Data Pipeline Integration

from causaliq_core.utils.io import write_dataframe, is_valid_path
import pandas as pd
from pathlib import Path

def save_analysis_results(df, output_dir, filename, compress_large=True):
    """Save analysis results with appropriate formatting."""

    # Ensure output directory exists
    output_path = Path(output_dir)
    output_path.mkdir(parents=True, exist_ok=True)

    # Full output path
    full_path = output_path / filename

    # Determine if compression is needed
    should_compress = compress_large and len(df) > 10000
    if should_compress:
        full_path = full_path.with_suffix('.csv.gz')

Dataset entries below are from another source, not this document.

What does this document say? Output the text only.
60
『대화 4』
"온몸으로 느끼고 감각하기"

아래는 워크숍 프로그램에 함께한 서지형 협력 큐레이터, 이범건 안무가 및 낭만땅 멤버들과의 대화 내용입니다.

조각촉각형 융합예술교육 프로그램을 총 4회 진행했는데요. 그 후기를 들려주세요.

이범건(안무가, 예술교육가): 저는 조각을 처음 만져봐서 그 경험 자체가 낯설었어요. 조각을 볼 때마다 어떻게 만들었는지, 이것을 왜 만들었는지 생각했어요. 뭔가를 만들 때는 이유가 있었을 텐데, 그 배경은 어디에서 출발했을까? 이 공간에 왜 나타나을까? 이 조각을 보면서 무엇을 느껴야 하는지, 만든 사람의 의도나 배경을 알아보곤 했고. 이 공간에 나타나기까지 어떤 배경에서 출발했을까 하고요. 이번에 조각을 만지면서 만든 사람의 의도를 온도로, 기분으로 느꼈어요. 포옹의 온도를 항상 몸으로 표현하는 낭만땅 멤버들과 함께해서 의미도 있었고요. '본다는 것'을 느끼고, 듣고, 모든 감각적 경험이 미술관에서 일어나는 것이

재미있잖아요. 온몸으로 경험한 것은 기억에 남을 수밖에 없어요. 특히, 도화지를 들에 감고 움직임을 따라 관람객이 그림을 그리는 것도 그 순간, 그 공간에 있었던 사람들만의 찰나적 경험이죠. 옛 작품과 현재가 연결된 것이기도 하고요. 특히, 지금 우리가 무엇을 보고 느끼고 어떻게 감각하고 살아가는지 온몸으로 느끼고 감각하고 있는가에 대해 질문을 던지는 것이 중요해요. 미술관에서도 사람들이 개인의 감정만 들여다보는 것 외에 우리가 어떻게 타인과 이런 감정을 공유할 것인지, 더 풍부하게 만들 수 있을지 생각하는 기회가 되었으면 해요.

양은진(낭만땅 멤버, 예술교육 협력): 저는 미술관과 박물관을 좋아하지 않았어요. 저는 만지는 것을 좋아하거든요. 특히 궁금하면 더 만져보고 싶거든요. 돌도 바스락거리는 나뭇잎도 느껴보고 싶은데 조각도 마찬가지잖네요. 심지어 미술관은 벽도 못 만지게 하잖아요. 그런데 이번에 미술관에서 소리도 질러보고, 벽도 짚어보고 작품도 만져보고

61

    # Write with appropriate settings
    write_dataframe(
        df, 
        str(full_path),
        compress=should_compress,
        sf=4,  # 4 significant figures for analysis data
        preserve=True  # Keep original data unchanged
    )

    print(f"Results saved to {full_path}")
    return full_path

Validation Workflow

from causaliq_core.utils.io import is_valid_path

def validate_inputs(file_paths):
    """Validate all required input files exist."""

    missing_files = []
    for path in file_paths:
        try:
            is_valid_path(path, is_file=True)
        except FileNotFoundError:
            missing_files.append(path)

    if missing_files:
        raise FileNotFoundError(f"Missing required files: {missing_files}")

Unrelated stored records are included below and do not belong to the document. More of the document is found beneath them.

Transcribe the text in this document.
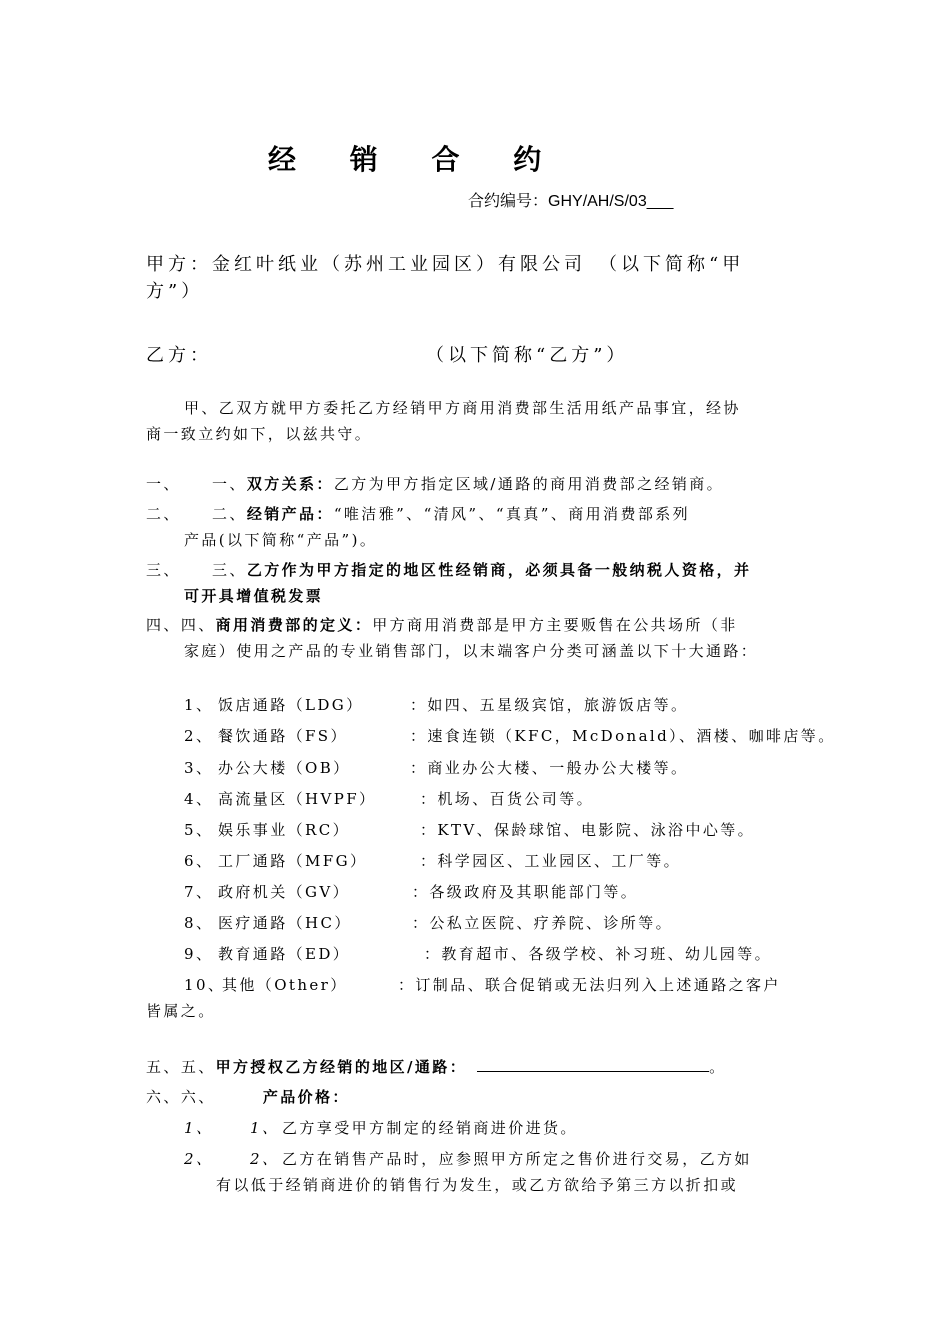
经 销 合 约
合约编号：GHY/AH/S/03___
甲方：金红叶纸业（苏州工业园区）有限公司　（以下简称“甲
方”）
乙方：	（以下简称“乙方”）
甲、乙双方就甲方委托乙方经销甲方商用消费部生活用纸产品事宜，经协
商一致立约如下，以兹共守。
一、 一、双方关系：乙方为甲方指定区域/通路的商用消费部之经销商。
二、 二、经销产品：“唯洁雅”、“清风”、“真真”、商用消费部系列
产品(以下简称“产品”)。
三、 三、乙方作为甲方指定的地区性经销商，必须具备一般纳税人资格，并
可开具增值税发票
四、四、商用消费部的定义：甲方商用消费部是甲方主要贩售在公共场所（非
家庭）使用之产品的专业销售部门，以末端客户分类可涵盖以下十大通路：
1、 饭店通路（LDG）	：如四、五星级宾馆，旅游饭店等。
2、 餐饮通路（FS）	：速食连锁（KFC，McDonald）、酒楼、咖啡店等。
3、 办公大楼（OB）	：商业办公大楼、一般办公大楼等。
4、 高流量区（HVPF）	：机场、百货公司等。
5、 娱乐事业（RC）	：KTV、保龄球馆、电影院、泳浴中心等。
6、 工厂通路（MFG）	：科学园区、工业园区、工厂等。
7、 政府机关（GV）	：各级政府及其职能部门等。
8、 医疗通路（HC）	：公私立医院、疗养院、诊所等。
9、 教育通路（ED）	：教育超市、各级学校、补习班、幼儿园等。
10、其他（Other）	：订制品、联合促销或无法归列入上述通路之客户
皆属之。
五、五、甲方授权乙方经销的地区/通路：	。
六、六、	产品价格：
1、 1、 乙方享受甲方制定的经销商进价进货。
2、 2、 乙方在销售产品时，应参照甲方所定之售价进行交易，乙方如
有以低于经销商进价的销售行为发生，或乙方欲给予第三方以折扣或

    print("All input files validated successfully")

API Reference

io

IO-related utilities for file and path handling.

Classes:

  • FileFormatError

    Exception raised when a file format is invalid or unsupported.

Functions:

  • is_valid_path

    Check if path is a string and it exists.

  • write_dataframe

    Write DataFrame to CSV with numeric rounding and compression options.

FileFormatError

Exception raised when a file format is invalid or unsupported.

is_valid_path

is_valid_path(path: str, is_file: bool = True) -> bool

Check if path is a string and it exists.

Parameters:

  • path
    (str) –

    Full path name of file or directory.

  • is_file
    (bool, default: True ) –

    Should path be a file (otherwise a directory).

Returns:

  • bool

    True if path is valid and exists.

Raises:

  • TypeError

    If arguments have bad types.

  • FileNotFoundError

    If path is not found.

write_dataframe

write_dataframe(
    df: DataFrame,
    filename: str,
    compress: bool = False,
    sf: int = 10,
    zero: Optional[float] = None,
    preserve: bool = True,
) -> None

Write DataFrame to CSV with numeric rounding and compression options.

Parameters:

  • df
    (DataFrame) –

    DataFrame to write.

  • filename
    (str) –

    Full path of output file.

  • compress
    (bool, default: False ) –

    Whether to gzip compress the file.

  • sf
    (int, default: 10 ) –

    Number of significant figures to retain for numeric values.

  • zero
    (Optional[float], default: None ) –

    Absolute values below this counted as zero.

  • preserve
    (bool, default: True ) –

    Whether df is left unchanged (True conserves original).

Raises:

  • TypeError

    If argument types incorrect.

  • ValueError

    If sf or zero parameters are invalid.

  • FileNotFoundError

    If destination folder does not exist.